ウェドブッシュのアナリスト、ダニエル・アイブズ氏は、ベニオフ氏にとってこれは「今しかない」取引だったと述べた。

「マイクロソフトは、Azure/Office 365クラウドスタックとTeamsエンタープライズメッセージングソリューションセットによって、ここ数年間クラウド市場を席巻し、このコロナ禍においても成長を加速させてきました」とアイブズ氏は顧客向けメモに記した。「 セールスフォース・ドットコムが、営業・マーケティング部門という中核事業の枠を超えて、エンタープライズ市場へと事業を拡大したいと考えているのであれば、今がまさにその好機であり、マイクロソフトに対する大きな警告となるでしょう。」

Salesforceは発表の中で、Slackは「あらゆるSalesforce Cloudに深く統合される」と述べた。

この契約は、AWS Chime テクノロジーを通じて Slack と Salesforce のビデオ機能の基盤となるインフラストラクチャを提供する Amazon Web Services と、顧客サービス ソフトウェアの販売で Salesforce と提携する 2 つの提携企業を組み合わせたものです。

今朝のCNBCとのインタビューで、AWSのCEOアンディ・ジャシー氏は両社を「非常に重要で意義深い長期的戦略パートナー」と呼び、アマゾンは「両社の事業を継続的に成長させるために、AWSと協力して製品を開発していくつもりだ」と語った。

Slackはパンデミックの間、明らかに際立ったソフトウェア企業の一つでした。しかし、人々はSlackに対して懐疑的な見方をしています。その理由は、1) Slackの収益成長がZoomほど驚異的ではないこと、2) Teamsなどの製品との競争に直面していることです。

— ローレン・グッド(@LaurenGoode)2020年12月1日

SalesforceとSlackの統合においてAmazonが貢献できる分野の一つは、より競争力の高いビデオ通話およびバーチャルミーティングソリューションの構築です。
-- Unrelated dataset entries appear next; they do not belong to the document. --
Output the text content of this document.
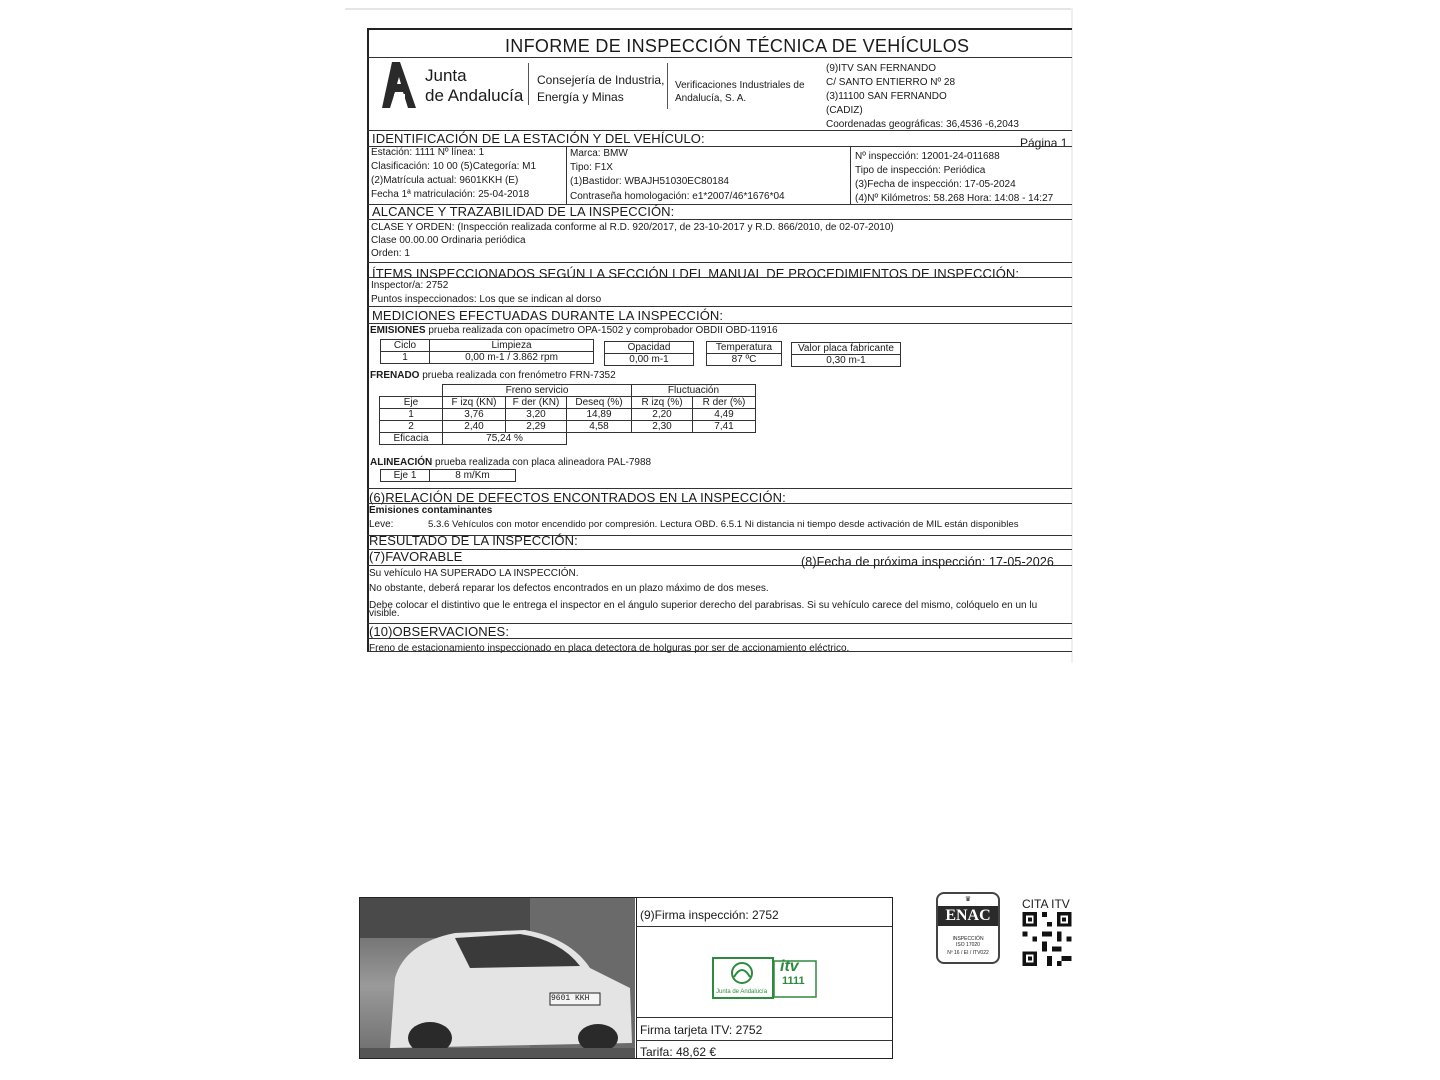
INFORME DE INSPECCIÓN TÉCNICA DE VEHÍCULOS
Junta
de Andalucía
Consejería de Industria,
Energía y Minas
Verificaciones Industriales de
Andalucía, S. A.
(9)ITV SAN FERNANDO
C/ SANTO ENTIERRO Nº 28
(3)11100 SAN FERNANDO
(CADIZ)
Coordenadas geográficas: 36,4536 -6,2043
IDENTIFICACIÓN DE LA ESTACIÓN Y DEL VEHÍCULO:	Página 1
Estación: 1111 Nº línea: 1
Clasificación: 10 00 (5)Categoría: M1
(2)Matrícula actual: 9601KKH (E)
Fecha 1ª matriculación: 25-04-2018
Marca: BMW
Tipo: F1X
(1)Bastidor: WBAJH51030EC80184
Contraseña homologación: e1*2007/46*1676*04
Nº inspección: 12001-24-011688
Tipo de inspección: Periódica
(3)Fecha de inspección: 17-05-2024
(4)Nº Kilómetros: 58.268 Hora: 14:08 - 14:27
ALCANCE Y TRAZABILIDAD DE LA INSPECCIÓN:
CLASE Y ORDEN: (Inspección realizada conforme al R.D. 920/2017, de 23-10-2017 y R.D. 866/2010, de 02-07-2010)
Clase 00.00.00 Ordinaria periódica
Orden: 1
ÍTEMS INSPECCIONADOS SEGÚN LA SECCIÓN I DEL MANUAL DE PROCEDIMIENTOS DE INSPECCIÓN:
Inspector/a: 2752
Puntos inspeccionados: Los que se indican al dorso
MEDICIONES EFECTUADAS DURANTE LA INSPECCIÓN:
EMISIONES prueba realizada con opacímetro OPA-1502 y comprobador OBDII OBD-11916
Ciclo	Limpieza
1	0,00 m-1 / 3.862 rpm
Opacidad
0,00 m-1
Temperatura
87 ºC
Valor placa fabricante
0,30 m-1
FRENADO prueba realizada con frenómetro FRN-7352
	Freno servicio			Fluctuación	
Eje	F izq (KN)	F der (KN)	Deseq (%)	R izq (%)	R der (%)
1	3,76	3,20	14,89	2,20	4,49
2	2,40	2,29	4,58	2,30	7,41
Eficacia	75,24 %				
ALINEACIÓN prueba realizada con placa alineadora PAL-7988
Eje 1	8 m/Km
(6)RELACIÓN DE DEFECTOS ENCONTRADOS EN LA INSPECCIÓN:
Emisiones contaminantes
Leve:	5.3.6 Vehículos con motor encendido por compresión. Lectura OBD. 6.5.1 Ni distancia ni tiempo desde activación de MIL están disponibles
RESULTADO DE LA INSPECCIÓN:
(7)FAVORABLE	(8)Fecha de próxima inspección: 17-05-2026
Su vehículo HA SUPERADO LA INSPECCIÓN.
No obstante, deberá reparar los defectos encontrados en un plazo máximo de dos meses.
Debe colocar el distintivo que le entrega el inspector en el ángulo superior derecho del parabrisas. Si su vehículo carece del mismo, colóquelo en un lu
visible.
(10)OBSERVACIONES:
Freno de estacionamiento inspeccionado en placa detectora de holguras por ser de accionamiento eléctrico.
9601 KKH
(9)Firma inspección: 2752
Junta de Andalucía
itv
1111
Firma tarjeta ITV: 2752
Tarifa: 48,62 €
♛
ENAC
INSPECCIÓN
ISO 17020
Nº 16 / EI / ITV022
CITA ITV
これはSlackの弱点であり、パンデミックによるビデオ会議のブームでMicrosoftやZoomなどが恩恵を受ける中で、Slackの成長ポテンシャルに影響を与えています。

セールスフォースは過去にもメッセージングとソーシャルメディアに参入してきましたが、その成果はまちまちでした。例えば、メッセージング技術「Chatter」や、2016年に共同ドキュメントプラットフォーム「Quip」を7億5000万ドルで買収したと報じられています。セールスフォースは2016年にLinkedInをめぐる熾烈な争いでマイクロソフトに敗れました。

この取引は、Salesforceの2022年度第2四半期にあたる2021年7月期に完了する予定です。今後、規制当局の審査とSlack株主による投票が必要となります。両社の取締役会は既にこの取引を承認しており、SalesforceはSlack普通株式の発行済み議決権の過半数を占めるSlack株主と合意に達したと発表しています。

Slackの買収が完了すれば、Salesforce史上最大の買収となり、昨年シアトルに拠点を置くデータ可視化企業Tableau Softwareを157億ドルで買収した額を上回ることになる。Salesforceによると、Slackは同社傘下の事業部門となり、バターフィールド氏がCEOとして率いることになる。TableauのCEOであるアダム・セリプスキー氏は引き続きその職に就く。